The above linked JSON format is automatically generated from a Python module. Both formats have the same structure and contain the same information.

The dataset incorporates information about these platforms:

  • Amazon (owns Twitch)
  • Apple
  • Automattic (owns Tumblr and Wordpress)
  • Aylo (née MindGeek)
  • Discord
  • Facebook (Meta)
  • GitHub (Microsoft)
  • Google (owns YouTube)
  • Instagram (Meta)
  • LinkedIn (Microsoft)
  • Meta (owns Facebook, Instagram, and WhatsApp)
  • Microsoft (owns GitHub and LinkedIn)
  • MindGeek (now Aylo)
  • Omegle
  • Pinterest
  • Pornhub (Aylo)
  • Quora
  • Reddit
  • Snap
  • Telegram
  • TikTok
  • Tumblr (Automattic)
  • Twitch (Amazon)
  • Twitter (now X)
  • WhatsApp (Meta)
  • Wikimedia
  • Wordpress (Automattic)
  • X (née Twitter)
  • YouTube (Google)

Surveyed organizations fall into at least one of the following categories:

  • Social media based on Buffer's list of top social media sites,
  • Popular platforms based on the European Commission's list of very large online platforms,
  • Platforms with considerable reported child sexual exploitation activity based on NCMEC's transparency disclosures.

A separate codebook documents the JSON and Python formats. Basically, they consist of a top-level object that maps organization names to an object with the data about that organization. Since platforms vary widely in what metrics they disclose, the format necessarily is rather generic and collects all of a platform's quantitative disclosures within one table:

  • Since platforms make transparency disclosures for quarter, half, and full years, each table also organizes metrics into time periods with the same granularity.

  • To faithfully capture disclosures, time periods may vary within a table. They may also overlap, both to capture several partial disclosures and to capture several redundant disclosures. A flag clearly marks the latter entries.

  • Where possible, the table uses standard labels for equivalent metrics:

    • reports tallies CyberTipline reports to NCMEC;
    • pieces tallies instances of CSAM such as pictures and videos;
    • accounts tallies user registrations implicated and terminated for CSAM;

    Instead of "account termination," many platforms use a euphemism such as "permanent suspension." User registrations thusly impacted are included under accounts. However, temporarily impacted registrations are not.

Comparable CyberTipline report counts and per-provider comparable CyberTipline report counts are materialized views onto the same data. Both views are in long format and only include rows for counts that were disclosed by both electronic service provider and NCMEC.

The latter, more precise view has year, observer, count, and topic columns, with the topic column enabling the grouping of rows with service provider and NCMEC as observers. The former, simplified view has only id, observer, and count columns, with the ID column effectively combining the other view's year and topic columns and the observer column only distinguishing between a generic ServiceProvider and NCMEC.

Dataset 4: CyberTipline Reports per Country (2019 onward)

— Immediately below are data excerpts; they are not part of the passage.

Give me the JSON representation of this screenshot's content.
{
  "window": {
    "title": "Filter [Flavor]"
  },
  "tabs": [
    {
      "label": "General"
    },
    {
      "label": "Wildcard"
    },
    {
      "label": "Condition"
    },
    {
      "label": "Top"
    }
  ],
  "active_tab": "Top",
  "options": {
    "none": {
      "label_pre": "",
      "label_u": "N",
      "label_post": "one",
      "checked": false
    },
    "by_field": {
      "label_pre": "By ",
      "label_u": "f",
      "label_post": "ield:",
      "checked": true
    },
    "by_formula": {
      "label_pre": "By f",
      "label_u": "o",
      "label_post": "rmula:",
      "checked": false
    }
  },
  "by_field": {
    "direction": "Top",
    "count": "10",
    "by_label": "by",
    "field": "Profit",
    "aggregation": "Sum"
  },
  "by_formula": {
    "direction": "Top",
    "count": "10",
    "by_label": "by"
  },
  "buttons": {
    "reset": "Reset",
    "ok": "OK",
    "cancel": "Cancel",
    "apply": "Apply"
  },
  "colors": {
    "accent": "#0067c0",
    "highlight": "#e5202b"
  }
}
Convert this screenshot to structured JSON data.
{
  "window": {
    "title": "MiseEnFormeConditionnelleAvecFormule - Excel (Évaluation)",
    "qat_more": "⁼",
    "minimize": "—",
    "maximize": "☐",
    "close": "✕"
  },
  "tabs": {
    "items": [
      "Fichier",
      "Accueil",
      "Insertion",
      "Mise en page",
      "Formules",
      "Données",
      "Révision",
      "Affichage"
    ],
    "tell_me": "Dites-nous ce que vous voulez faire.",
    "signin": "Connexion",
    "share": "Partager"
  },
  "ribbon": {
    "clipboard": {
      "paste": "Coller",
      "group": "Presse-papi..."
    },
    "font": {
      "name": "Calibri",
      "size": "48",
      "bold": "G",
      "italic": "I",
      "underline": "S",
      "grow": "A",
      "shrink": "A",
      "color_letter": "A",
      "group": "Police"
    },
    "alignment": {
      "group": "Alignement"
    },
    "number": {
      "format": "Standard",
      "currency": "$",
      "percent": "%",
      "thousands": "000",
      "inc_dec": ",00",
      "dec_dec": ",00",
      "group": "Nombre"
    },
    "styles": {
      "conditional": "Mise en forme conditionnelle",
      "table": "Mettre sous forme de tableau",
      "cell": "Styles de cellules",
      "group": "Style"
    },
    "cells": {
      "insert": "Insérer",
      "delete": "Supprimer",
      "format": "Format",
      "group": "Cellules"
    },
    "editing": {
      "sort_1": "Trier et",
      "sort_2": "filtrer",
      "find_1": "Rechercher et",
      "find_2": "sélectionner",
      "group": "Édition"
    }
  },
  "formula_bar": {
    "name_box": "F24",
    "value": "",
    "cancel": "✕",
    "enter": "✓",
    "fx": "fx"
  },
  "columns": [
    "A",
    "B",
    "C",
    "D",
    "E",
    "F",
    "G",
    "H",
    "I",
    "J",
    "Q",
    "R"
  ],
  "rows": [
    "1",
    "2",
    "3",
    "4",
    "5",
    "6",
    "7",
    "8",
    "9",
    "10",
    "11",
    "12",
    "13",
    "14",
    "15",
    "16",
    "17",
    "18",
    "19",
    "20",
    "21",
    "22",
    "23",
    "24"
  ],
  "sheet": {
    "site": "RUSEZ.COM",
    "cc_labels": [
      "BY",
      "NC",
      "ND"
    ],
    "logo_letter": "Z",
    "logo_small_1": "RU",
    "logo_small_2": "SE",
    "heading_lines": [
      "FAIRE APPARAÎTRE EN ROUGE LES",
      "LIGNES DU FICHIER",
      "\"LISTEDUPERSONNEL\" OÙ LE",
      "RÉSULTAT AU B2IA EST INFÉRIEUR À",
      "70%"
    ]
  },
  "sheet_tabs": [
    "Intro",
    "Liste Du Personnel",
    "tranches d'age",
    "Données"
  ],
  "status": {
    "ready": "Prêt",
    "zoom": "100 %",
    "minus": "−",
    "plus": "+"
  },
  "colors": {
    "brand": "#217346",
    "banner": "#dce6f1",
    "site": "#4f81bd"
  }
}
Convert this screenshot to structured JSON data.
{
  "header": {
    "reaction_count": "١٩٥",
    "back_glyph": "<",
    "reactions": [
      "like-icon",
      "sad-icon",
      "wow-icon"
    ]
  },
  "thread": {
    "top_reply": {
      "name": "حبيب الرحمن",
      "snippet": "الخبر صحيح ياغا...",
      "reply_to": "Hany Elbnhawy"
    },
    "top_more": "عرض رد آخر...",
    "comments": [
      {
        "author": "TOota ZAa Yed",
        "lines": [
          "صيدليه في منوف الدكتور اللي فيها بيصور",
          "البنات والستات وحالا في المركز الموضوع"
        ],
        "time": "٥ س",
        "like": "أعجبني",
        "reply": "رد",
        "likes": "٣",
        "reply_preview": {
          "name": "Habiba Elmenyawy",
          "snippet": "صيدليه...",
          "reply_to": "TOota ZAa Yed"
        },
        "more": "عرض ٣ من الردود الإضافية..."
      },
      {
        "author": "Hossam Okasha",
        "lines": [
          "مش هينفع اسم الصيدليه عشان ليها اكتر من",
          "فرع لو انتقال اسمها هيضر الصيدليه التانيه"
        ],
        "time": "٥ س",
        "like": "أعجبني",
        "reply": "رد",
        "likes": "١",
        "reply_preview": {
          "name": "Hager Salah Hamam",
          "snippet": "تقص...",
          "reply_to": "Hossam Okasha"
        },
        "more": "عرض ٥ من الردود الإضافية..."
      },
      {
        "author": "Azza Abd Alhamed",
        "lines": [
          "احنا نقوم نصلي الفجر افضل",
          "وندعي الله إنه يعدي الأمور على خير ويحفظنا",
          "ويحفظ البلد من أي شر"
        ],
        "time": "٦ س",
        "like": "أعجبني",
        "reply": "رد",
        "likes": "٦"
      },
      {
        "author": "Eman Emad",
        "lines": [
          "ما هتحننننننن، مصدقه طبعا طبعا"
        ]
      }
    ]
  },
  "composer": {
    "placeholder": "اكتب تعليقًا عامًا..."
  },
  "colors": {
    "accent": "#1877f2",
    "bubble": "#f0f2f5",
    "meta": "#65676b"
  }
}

CyberTipline reports per country collects NCMEC's per-country breakdown of CyberTipline reports for 2019, 2020, 2021, 2022, and 2023 in machine-readable form. The CSV table is mostly straightforward: Its first two columns comprise the country name and ISO three-letter code, followed by a column per year from 2019 through 2022.

To preserve all information from NCMEC's disclosures, the table includes rows for the Netherlands Antilles (ANT), "Europe" (EEE), Bouvet Island (BVT), and "No Country Listed" (no code). NCMEC does not explain its inclusion of Europe in addition to individual European countries nor the Netherlands Antilles in addition to its 2010 successors Bonaire, Sint Eustatius, and Saba (BES), Curaçao (CUW), and Sint Maarten (SXM). Neither do they explain the inclusion of Bouvet Island; the subantarctic dependency of Norway is an uninhabited nature reserve and hence rather unlikely to serve as actual location of internet users.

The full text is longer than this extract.